Y, sin embargo, la verdadera gracia de esta villa no está sólo en las fuentes monumentales, sino en los caños humildes de las plazas. La fuente de la Fama, en el Retiro, se abre como un remanso barroco. La de Cabestreros, en Lavapiés, aún conserva el aire castizo de corrala, y la fuente de los Galápagos, donde los niños chapotean entre tortugas de piedra, es una fiesta sostenida de infancia.
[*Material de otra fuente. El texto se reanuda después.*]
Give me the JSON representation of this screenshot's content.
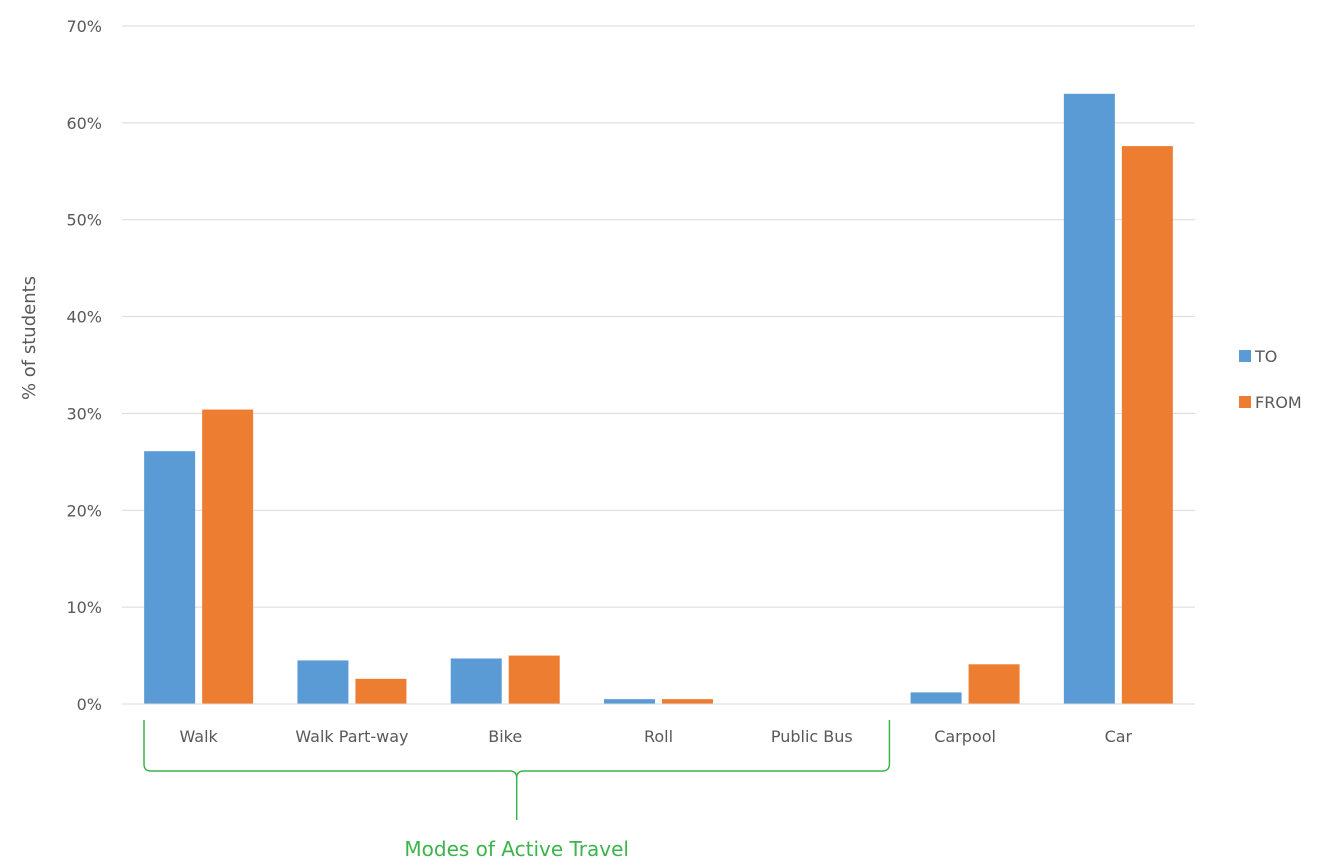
{
  "chart_data": {
    "type": "bar",
    "categories": [
      "Walk",
      "Walk Part-way",
      "Bike",
      "Roll",
      "Public Bus",
      "Carpool",
      "Car"
    ],
    "series": [
      {
        "name": "TO",
        "color": "#5B9BD5",
        "values": [
          26.1,
          4.5,
          4.7,
          0.5,
          0.0,
          1.2,
          63.0
        ]
      },
      {
        "name": "FROM",
        "color": "#ED7D31",
        "values": [
          30.4,
          2.6,
          5.0,
          0.5,
          0.0,
          4.1,
          57.6
        ]
      }
    ],
    "ylabel": "% of students",
    "ylim": [
      0,
      70
    ],
    "yticks": [
      "0%",
      "10%",
      "20%",
      "30%",
      "40%",
      "50%",
      "60%",
      "70%"
    ],
    "grid": true,
    "legend_position": "right",
    "annotation": {
      "text": "Modes of Active Travel",
      "color": "#3CB44B",
      "spans_categories": [
        "Walk",
        "Walk Part-way",
        "Bike",
        "Roll",
        "Public Bus"
      ]
    }
  }
}
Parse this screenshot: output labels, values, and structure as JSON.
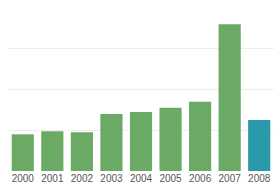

Son dos mil fuentes potables, dicen, las que vertebran Madrid, aunque la mitad permanezcan mudas por ajustes y reparaciones, pero cuando manan, convierten cada paseo en un milagro.
Beber en la fuente de Apolo es saborear un poco la música de Ventura Rodríguez. Acercarse a la fuente de la plaza de Oriente, frente al Palacio Real, es sentir que el agua viene desde las montañas invisibles de la sierra. Cuesta un poco recurrir al tópico, pero hay que hacerlo: el agua de Madrid es un tesoro incontable, alcalde, usted lo sabe, y médicos y poetas y viajeros lo confirman: lleva agua más clara que la embotellada, más alegre que la gaseada, más limpia que la de muchos ríos de renombre.
Por eso, cada vez que una fuente vuelve a sonar tras el silencio de cierto abandono, o de la reparación exigida, la ciudad revive. Ahí en la fuente de los Delfines, en la de la plaza de la Villa, en la aislada fuente de las Conchas del Campo del Moro. Una fuente apagada es una herida urbana, una dolencia de todos, como un piano cerrado. Una fuente viva es un aplauso de agua al peatón, un regalo que convierte la marcha en canto y el descanso en ceremonia.